A restoration management plan was created in 1995 that emphasized Olmsted’s original vision. A few years later, the New York Historical Society held the first exhibition on Seneca Village.
Since then, the Conservancy has grappled with how to process new information about Seneca Village and continue its restoration program. The goal is for these efforts to converge in a new commemoration of Seneca Village rooted in deep community engagement and a restored natural landscape.
For John T. Reddick, director of community engagement projects at the Conservancy, there are a range of nearby precedents for this commemoration work, including a memorial to Ralph Ellison, author of Invisible Man, in Riverside Park; a memorial to Duke Ellington on Riverside Drive; and the Frederick Douglass Circle in Harlem, at the northwestern edge of Central Park.
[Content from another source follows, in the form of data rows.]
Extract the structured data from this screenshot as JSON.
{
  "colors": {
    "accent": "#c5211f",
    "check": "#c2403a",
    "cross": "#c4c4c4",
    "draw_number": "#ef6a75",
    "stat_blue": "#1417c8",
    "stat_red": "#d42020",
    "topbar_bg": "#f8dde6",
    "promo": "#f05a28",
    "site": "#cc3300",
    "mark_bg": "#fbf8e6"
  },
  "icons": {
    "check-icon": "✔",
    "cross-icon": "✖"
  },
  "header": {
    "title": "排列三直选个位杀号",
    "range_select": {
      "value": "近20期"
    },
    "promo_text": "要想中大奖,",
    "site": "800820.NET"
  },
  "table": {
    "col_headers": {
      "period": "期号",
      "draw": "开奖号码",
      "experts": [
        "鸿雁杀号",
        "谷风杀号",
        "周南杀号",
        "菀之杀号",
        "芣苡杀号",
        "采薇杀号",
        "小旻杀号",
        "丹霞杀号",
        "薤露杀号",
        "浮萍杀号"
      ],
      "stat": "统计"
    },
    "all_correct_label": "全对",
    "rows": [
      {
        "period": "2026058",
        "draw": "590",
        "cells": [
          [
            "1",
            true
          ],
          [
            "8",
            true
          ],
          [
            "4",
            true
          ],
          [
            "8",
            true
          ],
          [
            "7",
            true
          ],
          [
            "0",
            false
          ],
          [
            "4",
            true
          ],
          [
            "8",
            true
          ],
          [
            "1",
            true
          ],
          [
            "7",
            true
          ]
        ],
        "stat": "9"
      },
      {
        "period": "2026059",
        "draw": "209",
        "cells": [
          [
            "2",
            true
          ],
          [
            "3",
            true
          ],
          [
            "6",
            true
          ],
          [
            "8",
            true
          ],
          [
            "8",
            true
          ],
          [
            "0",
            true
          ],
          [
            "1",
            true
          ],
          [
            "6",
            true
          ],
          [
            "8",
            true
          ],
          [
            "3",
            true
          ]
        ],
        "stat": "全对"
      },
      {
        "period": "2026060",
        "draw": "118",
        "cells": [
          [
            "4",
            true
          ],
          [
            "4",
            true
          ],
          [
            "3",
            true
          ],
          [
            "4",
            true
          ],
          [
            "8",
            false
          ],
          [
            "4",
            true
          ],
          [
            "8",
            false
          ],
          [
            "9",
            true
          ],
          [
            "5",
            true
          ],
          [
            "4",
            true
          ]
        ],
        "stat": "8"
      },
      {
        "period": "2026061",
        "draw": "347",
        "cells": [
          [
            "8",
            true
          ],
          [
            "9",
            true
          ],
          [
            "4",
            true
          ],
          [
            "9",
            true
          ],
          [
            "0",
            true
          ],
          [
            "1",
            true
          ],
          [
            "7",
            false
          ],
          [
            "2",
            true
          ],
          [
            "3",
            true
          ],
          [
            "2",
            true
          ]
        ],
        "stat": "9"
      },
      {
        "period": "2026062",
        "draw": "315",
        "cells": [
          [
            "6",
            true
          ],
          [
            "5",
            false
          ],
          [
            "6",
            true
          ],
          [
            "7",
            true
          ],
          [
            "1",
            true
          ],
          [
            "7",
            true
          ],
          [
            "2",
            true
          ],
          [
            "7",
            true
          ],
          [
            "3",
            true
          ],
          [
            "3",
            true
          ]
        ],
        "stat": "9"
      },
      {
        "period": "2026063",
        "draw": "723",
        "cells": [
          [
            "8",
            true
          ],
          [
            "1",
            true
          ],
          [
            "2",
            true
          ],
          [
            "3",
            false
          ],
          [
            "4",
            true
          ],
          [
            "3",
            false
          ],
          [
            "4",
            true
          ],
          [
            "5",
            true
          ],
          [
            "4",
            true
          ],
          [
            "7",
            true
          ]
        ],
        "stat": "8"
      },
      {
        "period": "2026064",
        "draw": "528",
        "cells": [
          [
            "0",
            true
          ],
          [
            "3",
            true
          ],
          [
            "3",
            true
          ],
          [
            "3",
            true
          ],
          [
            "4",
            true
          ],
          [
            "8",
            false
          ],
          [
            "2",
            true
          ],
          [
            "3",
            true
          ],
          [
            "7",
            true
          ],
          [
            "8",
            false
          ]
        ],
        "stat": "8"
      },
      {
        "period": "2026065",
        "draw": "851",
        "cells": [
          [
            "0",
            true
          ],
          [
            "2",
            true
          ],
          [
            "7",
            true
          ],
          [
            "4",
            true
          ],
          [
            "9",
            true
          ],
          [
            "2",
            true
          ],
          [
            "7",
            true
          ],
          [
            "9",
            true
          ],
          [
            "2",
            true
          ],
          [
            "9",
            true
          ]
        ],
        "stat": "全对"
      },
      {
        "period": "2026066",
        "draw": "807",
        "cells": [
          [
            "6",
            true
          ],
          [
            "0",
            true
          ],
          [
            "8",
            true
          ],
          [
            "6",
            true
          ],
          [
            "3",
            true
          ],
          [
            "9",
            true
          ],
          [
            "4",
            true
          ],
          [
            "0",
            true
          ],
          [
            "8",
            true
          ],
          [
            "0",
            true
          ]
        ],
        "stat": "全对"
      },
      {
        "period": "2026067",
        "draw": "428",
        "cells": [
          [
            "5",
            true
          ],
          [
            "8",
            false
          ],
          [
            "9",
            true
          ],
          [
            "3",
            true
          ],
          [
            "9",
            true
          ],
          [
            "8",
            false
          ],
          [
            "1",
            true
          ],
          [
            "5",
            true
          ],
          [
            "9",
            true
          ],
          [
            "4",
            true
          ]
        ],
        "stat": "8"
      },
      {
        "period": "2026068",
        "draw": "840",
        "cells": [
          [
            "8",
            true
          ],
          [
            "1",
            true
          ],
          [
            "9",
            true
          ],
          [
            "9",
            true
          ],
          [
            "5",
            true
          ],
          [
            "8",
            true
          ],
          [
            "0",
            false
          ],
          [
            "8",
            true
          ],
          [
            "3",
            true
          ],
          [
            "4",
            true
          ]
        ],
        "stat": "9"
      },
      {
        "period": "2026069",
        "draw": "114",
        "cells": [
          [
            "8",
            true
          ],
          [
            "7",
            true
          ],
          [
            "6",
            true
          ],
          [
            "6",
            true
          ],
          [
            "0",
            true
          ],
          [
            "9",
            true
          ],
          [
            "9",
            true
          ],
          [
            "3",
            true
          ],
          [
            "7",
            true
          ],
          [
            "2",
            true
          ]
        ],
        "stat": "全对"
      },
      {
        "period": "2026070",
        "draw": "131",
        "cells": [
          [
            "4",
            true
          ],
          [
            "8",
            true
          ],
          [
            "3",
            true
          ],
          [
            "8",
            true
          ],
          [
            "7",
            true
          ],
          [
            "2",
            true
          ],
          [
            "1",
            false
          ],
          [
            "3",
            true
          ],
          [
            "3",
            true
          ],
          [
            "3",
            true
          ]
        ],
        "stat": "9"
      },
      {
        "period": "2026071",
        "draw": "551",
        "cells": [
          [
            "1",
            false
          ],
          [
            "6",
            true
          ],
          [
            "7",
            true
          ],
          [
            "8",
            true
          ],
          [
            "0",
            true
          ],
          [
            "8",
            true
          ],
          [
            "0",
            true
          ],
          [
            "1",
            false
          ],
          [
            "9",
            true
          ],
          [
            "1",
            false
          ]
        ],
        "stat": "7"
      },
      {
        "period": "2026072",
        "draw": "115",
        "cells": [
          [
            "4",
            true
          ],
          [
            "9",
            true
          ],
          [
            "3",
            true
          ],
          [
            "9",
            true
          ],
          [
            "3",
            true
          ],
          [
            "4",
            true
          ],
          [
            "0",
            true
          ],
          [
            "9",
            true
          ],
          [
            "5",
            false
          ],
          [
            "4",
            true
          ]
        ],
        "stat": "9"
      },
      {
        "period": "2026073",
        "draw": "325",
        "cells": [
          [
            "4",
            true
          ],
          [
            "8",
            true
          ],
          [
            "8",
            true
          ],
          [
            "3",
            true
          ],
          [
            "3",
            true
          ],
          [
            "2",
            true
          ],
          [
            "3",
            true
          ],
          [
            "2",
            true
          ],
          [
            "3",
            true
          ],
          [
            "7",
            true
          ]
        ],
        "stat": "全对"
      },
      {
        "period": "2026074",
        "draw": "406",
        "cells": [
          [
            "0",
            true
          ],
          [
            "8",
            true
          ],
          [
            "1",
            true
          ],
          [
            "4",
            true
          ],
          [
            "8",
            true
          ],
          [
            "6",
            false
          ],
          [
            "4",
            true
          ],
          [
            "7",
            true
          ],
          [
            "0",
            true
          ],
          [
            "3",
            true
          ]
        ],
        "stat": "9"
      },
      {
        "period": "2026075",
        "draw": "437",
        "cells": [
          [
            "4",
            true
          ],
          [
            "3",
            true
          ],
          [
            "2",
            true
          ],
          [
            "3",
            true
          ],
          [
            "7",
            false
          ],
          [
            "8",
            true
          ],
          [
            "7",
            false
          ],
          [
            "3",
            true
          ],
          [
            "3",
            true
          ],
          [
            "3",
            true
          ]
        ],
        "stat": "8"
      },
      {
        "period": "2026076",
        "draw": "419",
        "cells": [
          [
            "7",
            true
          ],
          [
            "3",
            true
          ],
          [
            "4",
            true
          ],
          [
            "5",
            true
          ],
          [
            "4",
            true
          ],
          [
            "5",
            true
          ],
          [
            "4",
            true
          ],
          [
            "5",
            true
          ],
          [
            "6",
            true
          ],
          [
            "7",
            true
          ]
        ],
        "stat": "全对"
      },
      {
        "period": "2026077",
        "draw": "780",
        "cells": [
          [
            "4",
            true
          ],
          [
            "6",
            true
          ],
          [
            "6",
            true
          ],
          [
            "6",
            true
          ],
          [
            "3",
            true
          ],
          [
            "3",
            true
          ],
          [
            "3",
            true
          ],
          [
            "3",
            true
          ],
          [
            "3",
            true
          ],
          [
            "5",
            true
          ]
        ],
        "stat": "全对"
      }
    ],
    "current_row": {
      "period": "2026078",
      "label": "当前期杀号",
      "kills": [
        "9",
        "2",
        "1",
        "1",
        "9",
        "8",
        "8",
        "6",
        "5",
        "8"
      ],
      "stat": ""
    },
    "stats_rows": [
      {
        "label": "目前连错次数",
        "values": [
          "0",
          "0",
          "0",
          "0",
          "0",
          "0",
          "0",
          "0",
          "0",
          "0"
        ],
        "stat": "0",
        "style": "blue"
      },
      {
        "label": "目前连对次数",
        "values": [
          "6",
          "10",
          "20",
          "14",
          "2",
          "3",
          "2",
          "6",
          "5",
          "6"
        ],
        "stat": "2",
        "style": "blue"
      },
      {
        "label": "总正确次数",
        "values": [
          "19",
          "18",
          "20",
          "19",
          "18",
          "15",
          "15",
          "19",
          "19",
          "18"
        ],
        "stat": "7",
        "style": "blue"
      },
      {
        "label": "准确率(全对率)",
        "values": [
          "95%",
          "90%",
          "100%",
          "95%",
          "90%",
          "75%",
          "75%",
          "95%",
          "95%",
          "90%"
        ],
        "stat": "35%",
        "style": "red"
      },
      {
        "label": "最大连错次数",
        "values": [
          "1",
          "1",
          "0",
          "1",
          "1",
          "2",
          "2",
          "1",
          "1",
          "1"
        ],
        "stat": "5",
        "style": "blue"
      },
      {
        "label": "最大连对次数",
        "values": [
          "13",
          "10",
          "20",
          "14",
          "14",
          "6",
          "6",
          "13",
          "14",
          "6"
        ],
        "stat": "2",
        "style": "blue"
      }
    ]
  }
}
Ralph Ellison Memorial, New York City / Riverside Park ConservancyDuke Ellington Memorial, New York City / NYC Department of Design and Construction, via TwitterFrederick Douglass Circle, New York City / NYC Parks
Reddick also pointed to Strawberry Fields, the memorial to John Lennon, who was murdered outside the Dakota building along Central Park. The simple ground-level mosaic with the word “Imagine,” referring to Lennon’s song, became the center of a broader landscape restoration effort funded in part by Yoko Ono. “The landscape became Strawberry Fields. Before, it was a run-down place. It took a major effort to transform that into something special.”
In 2001, the Conservancy added a sign about Seneca Village but that was really “just the beginning of research.” Recent efforts have included inviting artists, historians, and musicians to “animate stories” of Seneca Village for the public. “They have helped us understand what life there may have been like.”
Reddick said the goal for the future is to represent the displaced community in Central Park not through a plaque or statue but an interpretation of the landscape. “We want to use the land to tell their stories.”
This mission to tell a more holistic story about the park and its history is line with “a broader definition of stewardship,” Nolan added. Olmsted was a social reformer, and this approach is part of the DNA of landscape architecture.
Learning about Seneca Village has also opened Zewde’s eyes to the possibilities of reinterpretation. “Communities and their histories aren’t erased; they are hiding in plain sight. Seneca Village is not history. We can use our narrative lens now. Through engagement, we can educate and amplify.”
“Parks are vehicles. The existence of a park doesn’t mean we have a functioning society and democracy. We have to use the space, navigate it as people.”